Whatever our allergies to or reservations about any of these CMs, there is little doubt that most of them have had a record of doing some important work and initiated policies that can serve as starting points for the future. Thus for instance, though the Kejriwal government has disappointed lately in some respects, it has for six continuous years continued to allocate one-fourth of its budget to education and has turned government schools around very significantly. This had led to very good results by students from such government schools for some years now. Its attempts to provide free water and electricity too have been very important in acknowledging that these are non-commodifiable entitlements of citizens. The Pinarayi Vijayan government has earned encomiums for its handling of two devastating floods and the Nipah virus before this pandemic came along. Some of the other policy measures of the Kerala government have included streamlining of school education which too, like Delhi, has had a significant impact. Mamata Banerjee’s initiatives have included a whole range of cash transfers to young girls wanting to study rather than get married, to Dalit and minority students, pensions for elderly poor women – all of which, economists like Maitreesh Ghatak acknowledge, has had an effect in enabling economic growth in the state. Stalin of course, begins afresh but his very first decision to transfer Rs 4000 to all rice ration card holders (the first installment of 2000 is to be immediately transferred), reducing the price of milk and free bus travel for women, indicate the direction in which he is moving. All these suggest a possible different way in these dreadful times when the state’s healing touch must be top priority.

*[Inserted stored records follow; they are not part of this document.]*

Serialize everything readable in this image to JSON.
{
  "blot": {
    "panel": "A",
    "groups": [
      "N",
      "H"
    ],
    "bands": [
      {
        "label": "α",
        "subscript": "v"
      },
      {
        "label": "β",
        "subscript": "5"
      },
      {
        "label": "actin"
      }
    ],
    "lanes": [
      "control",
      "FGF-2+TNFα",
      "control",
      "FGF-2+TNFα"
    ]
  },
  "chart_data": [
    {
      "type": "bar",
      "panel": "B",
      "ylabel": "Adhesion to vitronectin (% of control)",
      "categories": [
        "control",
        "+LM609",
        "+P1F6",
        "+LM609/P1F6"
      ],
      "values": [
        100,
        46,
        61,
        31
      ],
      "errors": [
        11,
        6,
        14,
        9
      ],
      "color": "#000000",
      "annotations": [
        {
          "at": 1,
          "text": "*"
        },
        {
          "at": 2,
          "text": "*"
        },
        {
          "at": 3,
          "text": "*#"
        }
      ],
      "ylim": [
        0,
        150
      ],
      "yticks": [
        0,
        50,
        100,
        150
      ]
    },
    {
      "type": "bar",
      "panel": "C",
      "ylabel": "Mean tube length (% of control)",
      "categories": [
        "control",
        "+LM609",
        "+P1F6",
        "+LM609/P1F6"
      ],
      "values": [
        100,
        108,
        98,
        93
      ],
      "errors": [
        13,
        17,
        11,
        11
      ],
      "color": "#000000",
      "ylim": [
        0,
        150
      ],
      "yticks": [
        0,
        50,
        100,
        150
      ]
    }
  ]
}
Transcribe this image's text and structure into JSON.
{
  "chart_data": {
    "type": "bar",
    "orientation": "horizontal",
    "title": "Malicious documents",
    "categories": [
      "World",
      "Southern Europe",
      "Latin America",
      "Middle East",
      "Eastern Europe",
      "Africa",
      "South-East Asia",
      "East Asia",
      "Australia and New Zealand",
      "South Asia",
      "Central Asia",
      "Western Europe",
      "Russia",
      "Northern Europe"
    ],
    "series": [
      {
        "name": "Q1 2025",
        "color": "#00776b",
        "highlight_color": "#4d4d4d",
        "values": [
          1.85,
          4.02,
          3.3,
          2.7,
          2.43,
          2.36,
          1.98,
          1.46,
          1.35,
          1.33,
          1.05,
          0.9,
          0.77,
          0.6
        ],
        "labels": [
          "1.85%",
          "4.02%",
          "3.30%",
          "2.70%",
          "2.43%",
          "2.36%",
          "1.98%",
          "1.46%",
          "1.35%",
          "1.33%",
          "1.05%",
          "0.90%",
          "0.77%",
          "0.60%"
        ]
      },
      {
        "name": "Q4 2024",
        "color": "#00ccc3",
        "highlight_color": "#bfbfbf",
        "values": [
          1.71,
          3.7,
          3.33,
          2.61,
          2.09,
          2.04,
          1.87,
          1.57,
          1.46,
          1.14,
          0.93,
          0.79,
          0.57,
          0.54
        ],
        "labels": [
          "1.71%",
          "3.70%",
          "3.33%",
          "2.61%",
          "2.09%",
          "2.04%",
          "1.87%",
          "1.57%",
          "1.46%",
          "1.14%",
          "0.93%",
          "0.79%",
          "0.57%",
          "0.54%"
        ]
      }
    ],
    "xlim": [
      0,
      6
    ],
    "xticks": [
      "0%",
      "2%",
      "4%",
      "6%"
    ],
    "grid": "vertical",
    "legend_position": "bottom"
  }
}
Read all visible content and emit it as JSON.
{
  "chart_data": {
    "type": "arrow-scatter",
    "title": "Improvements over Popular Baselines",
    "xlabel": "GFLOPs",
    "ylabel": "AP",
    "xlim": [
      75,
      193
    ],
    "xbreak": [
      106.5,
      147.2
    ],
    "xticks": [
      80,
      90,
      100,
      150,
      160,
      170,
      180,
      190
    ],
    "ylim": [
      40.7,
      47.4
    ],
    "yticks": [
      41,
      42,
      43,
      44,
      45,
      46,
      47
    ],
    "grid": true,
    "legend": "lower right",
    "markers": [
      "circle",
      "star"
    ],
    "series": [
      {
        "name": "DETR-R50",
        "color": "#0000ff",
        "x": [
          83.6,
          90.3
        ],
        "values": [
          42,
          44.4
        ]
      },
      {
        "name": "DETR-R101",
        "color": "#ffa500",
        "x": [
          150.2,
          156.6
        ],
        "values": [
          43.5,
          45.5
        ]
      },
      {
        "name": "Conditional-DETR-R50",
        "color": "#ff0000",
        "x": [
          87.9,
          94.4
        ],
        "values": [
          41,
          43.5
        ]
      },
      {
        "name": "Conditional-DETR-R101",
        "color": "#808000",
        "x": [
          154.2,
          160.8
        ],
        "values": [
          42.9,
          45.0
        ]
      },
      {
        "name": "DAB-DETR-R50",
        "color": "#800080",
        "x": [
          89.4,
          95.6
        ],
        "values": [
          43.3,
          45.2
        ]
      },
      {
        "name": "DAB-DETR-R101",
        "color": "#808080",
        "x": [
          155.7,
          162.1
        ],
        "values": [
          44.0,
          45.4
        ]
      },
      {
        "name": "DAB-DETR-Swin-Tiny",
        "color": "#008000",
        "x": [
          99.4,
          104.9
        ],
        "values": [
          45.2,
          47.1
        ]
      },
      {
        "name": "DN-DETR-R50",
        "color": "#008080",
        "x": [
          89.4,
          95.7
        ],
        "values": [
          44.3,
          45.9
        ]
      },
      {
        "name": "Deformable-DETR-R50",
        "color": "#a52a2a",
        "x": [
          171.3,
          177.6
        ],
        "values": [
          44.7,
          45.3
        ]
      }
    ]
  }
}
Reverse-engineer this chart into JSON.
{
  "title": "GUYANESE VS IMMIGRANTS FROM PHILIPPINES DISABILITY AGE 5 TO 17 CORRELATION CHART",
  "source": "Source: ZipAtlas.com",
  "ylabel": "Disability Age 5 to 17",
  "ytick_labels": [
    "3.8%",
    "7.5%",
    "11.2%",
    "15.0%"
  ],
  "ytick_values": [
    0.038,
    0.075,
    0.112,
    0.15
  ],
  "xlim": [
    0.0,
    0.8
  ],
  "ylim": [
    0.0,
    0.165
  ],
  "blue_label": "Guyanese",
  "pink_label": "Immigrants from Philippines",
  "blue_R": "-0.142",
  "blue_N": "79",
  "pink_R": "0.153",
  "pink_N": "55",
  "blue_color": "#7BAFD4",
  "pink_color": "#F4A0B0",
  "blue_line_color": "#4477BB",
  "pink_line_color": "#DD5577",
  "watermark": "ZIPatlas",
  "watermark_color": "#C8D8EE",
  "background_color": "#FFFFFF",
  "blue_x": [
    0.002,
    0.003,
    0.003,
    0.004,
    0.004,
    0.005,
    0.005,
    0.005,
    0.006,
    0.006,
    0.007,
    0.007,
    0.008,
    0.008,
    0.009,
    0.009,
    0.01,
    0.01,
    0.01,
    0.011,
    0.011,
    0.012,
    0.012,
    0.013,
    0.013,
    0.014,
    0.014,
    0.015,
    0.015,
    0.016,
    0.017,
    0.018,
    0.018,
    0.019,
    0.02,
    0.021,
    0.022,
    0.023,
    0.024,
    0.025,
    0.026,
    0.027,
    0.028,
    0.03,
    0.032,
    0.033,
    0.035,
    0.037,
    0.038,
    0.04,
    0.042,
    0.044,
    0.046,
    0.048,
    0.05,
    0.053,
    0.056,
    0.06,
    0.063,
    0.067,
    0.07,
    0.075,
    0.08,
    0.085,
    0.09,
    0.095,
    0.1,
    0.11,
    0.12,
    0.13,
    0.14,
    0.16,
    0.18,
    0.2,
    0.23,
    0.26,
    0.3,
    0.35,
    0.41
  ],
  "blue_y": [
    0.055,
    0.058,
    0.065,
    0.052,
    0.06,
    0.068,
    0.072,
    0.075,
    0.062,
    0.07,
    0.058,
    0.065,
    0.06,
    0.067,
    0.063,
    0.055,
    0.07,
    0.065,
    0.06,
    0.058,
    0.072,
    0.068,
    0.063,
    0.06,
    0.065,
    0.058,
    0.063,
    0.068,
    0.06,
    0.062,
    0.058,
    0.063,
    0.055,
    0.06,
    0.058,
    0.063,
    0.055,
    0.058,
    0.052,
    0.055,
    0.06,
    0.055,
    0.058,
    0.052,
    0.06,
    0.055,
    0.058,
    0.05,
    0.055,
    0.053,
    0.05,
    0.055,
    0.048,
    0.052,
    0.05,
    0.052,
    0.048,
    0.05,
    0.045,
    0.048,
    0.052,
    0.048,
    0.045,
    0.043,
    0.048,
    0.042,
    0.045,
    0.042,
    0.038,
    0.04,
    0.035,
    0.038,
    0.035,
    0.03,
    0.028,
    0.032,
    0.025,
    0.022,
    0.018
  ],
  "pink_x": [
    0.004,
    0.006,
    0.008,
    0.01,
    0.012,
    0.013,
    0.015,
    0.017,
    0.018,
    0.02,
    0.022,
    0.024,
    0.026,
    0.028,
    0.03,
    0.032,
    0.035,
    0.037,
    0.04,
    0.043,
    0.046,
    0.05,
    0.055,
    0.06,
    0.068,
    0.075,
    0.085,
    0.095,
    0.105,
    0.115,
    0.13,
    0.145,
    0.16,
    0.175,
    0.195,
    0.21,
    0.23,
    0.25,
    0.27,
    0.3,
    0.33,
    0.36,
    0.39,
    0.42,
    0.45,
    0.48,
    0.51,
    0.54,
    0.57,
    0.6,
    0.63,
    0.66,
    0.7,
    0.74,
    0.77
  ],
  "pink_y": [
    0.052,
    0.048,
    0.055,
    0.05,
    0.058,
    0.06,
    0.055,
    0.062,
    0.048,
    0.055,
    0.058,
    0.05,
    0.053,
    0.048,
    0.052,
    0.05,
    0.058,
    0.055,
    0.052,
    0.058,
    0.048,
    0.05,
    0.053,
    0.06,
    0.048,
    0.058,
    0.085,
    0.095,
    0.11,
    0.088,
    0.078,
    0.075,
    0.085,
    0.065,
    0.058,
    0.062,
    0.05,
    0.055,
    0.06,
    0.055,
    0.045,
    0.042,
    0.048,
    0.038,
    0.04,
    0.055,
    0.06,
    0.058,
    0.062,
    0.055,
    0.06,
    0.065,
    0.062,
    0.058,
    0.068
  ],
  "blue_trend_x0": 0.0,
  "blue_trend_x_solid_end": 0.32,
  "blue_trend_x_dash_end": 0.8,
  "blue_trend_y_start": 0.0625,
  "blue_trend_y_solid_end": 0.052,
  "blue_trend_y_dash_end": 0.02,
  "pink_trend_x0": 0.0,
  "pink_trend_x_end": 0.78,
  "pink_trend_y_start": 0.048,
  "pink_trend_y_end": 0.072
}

If this be a possible way of confronting 2024, then we are not looking so much at the organization of parties at the national/ all-India levels but to their regional and state level CMs who have had something to show by way of governing the state with some sensibility to the poor. And this way of looking at the picture will apply equally to the Congress as well. It is not its central organization that will count – for that is already in an irretrievable mess – but what it and its CMs have managed to do. As far as the Congress is concerned, it is a sad fact that the so-called 23 rebels who shot off a letter recently to the party president have practically no mass support and many of them are the same tired faces that we have seen over the decades. None of them have been visible on the streets. Even today, it is Priyanka and Rahul who one has seen out on the streets and who have some degree of popular support – but that in itself, is neither here nor there. Eventually, there too, what will matter is where its state governments have been able to deliver. And that essentially means that if an new front or coalition were to emerge, the Congress will be in it as one of the partners – certainly not the dominant one as in the previous formations like the UPA.

Whatever be the shape and form of electoral coalitions, however, there seems little doubt that it is the future of the very entity called India that is tied up with the struggle for states’ autonomy over the near future.